Recent developed graph-based methods for diagnosing brain disorders using functional connectivity highly rely on predefined brain atlases, but overlook the rich information embedded within atlases and the confounding effects of site and phenotype variability. To address these challenges, we propose a two-stage Brain-to-Population Graph Learning (B2P-GL) framework that integrates the semantic similarity of brain regions and condition-based population graph modeling. In the first stage, termed brain representation learning, we leverage brain atlas knowledge from GPT-4 to enrich the graph representation and refine the brain graph through an adaptive node reassignment graph attention network. In the second stage, termed population disorder diagnosis, phenotypic data is incorporated into population graph construction and feature fusion to mitigate confounding effects and enhance diagnosis performance. Experiments on the ABIDE I, ADHD-200, and Rest-meta-MDD datasets show that B2P-GL outperforms state-of-the-art methods in prediction accuracy while enhancing interpretability. Overall, our proposed framework offers a reliable and personalized approach to brain disorder diagnosis, advancing clinical applicability.

Figures (9)

• Figure 1: The framework of our proposed Brain-to-Population Graph Learning Network. The upper section depicts the first stage, which constructs semantic-enhanced brain graphs and learns brain representations using the Adaptive Node Reassignment Graph Attention Network (ANR-GAT). The lower section illustrates the second stage, building a condition-based population graph and capturing meaningful patterns via a Heterogeneous Graph Convolutional Network (HGCN) and a gated fusion mechanism to integrate phenotypic data.

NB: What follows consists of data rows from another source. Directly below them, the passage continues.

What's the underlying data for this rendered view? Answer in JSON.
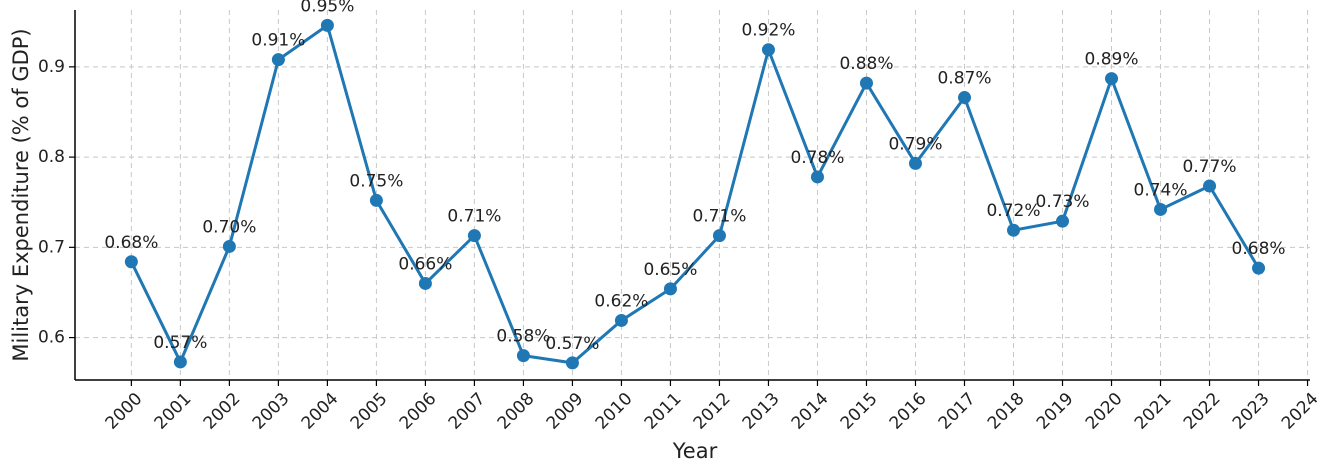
{
  "chart_data": {
    "type": "line",
    "x_label": "Year",
    "y_label": "Military Expenditure (% of GDP)",
    "x": [
      2000,
      2001,
      2002,
      2003,
      2004,
      2005,
      2006,
      2007,
      2008,
      2009,
      2010,
      2011,
      2012,
      2013,
      2014,
      2015,
      2016,
      2017,
      2018,
      2019,
      2020,
      2021,
      2022,
      2023
    ],
    "series": [
      {
        "name": "Military Expenditure",
        "color": "#1f77b4",
        "values": [
          0.684,
          0.573,
          0.701,
          0.908,
          0.946,
          0.752,
          0.66,
          0.713,
          0.58,
          0.572,
          0.619,
          0.654,
          0.713,
          0.919,
          0.778,
          0.882,
          0.793,
          0.866,
          0.719,
          0.729,
          0.887,
          0.742,
          0.768,
          0.677
        ],
        "value_labels": [
          "0.68%",
          "0.57%",
          "0.70%",
          "0.91%",
          "0.95%",
          "0.75%",
          "0.66%",
          "0.71%",
          "0.58%",
          "0.57%",
          "0.62%",
          "0.65%",
          "0.71%",
          "0.92%",
          "0.78%",
          "0.88%",
          "0.79%",
          "0.87%",
          "0.72%",
          "0.73%",
          "0.89%",
          "0.74%",
          "0.77%",
          "0.68%"
        ]
      }
    ],
    "xlim": [
      1998.85,
      2024.05
    ],
    "ylim": [
      0.553,
      0.963
    ],
    "xticks": [
      2000,
      2001,
      2002,
      2003,
      2004,
      2005,
      2006,
      2007,
      2008,
      2009,
      2010,
      2011,
      2012,
      2013,
      2014,
      2015,
      2016,
      2017,
      2018,
      2019,
      2020,
      2021,
      2022,
      2023,
      2024
    ],
    "yticks": [
      0.6,
      0.7,
      0.8,
      0.9
    ],
    "grid": true
  }
}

• Figure 2: Illustration of semantic similarity generation for brain regions. Functional and structural descriptions (e.g., for the left amygdala) are encoded using a text encoder to produce embeddings. These embeddings are then used to compute semantic similarity between regions.
• Figure 3: Prompt for generating neuroanatomical descriptions.
• Figure 4: Prompt for structured extraction of neuroanatomical and functional concepts from text.
• Figure 5: Visualization of brain feature embeddings using t-SNE. Compared with stage 1 embeddings derived from individual graphs and stage 2 embeddings updated through HGCN without phenotypic fusion.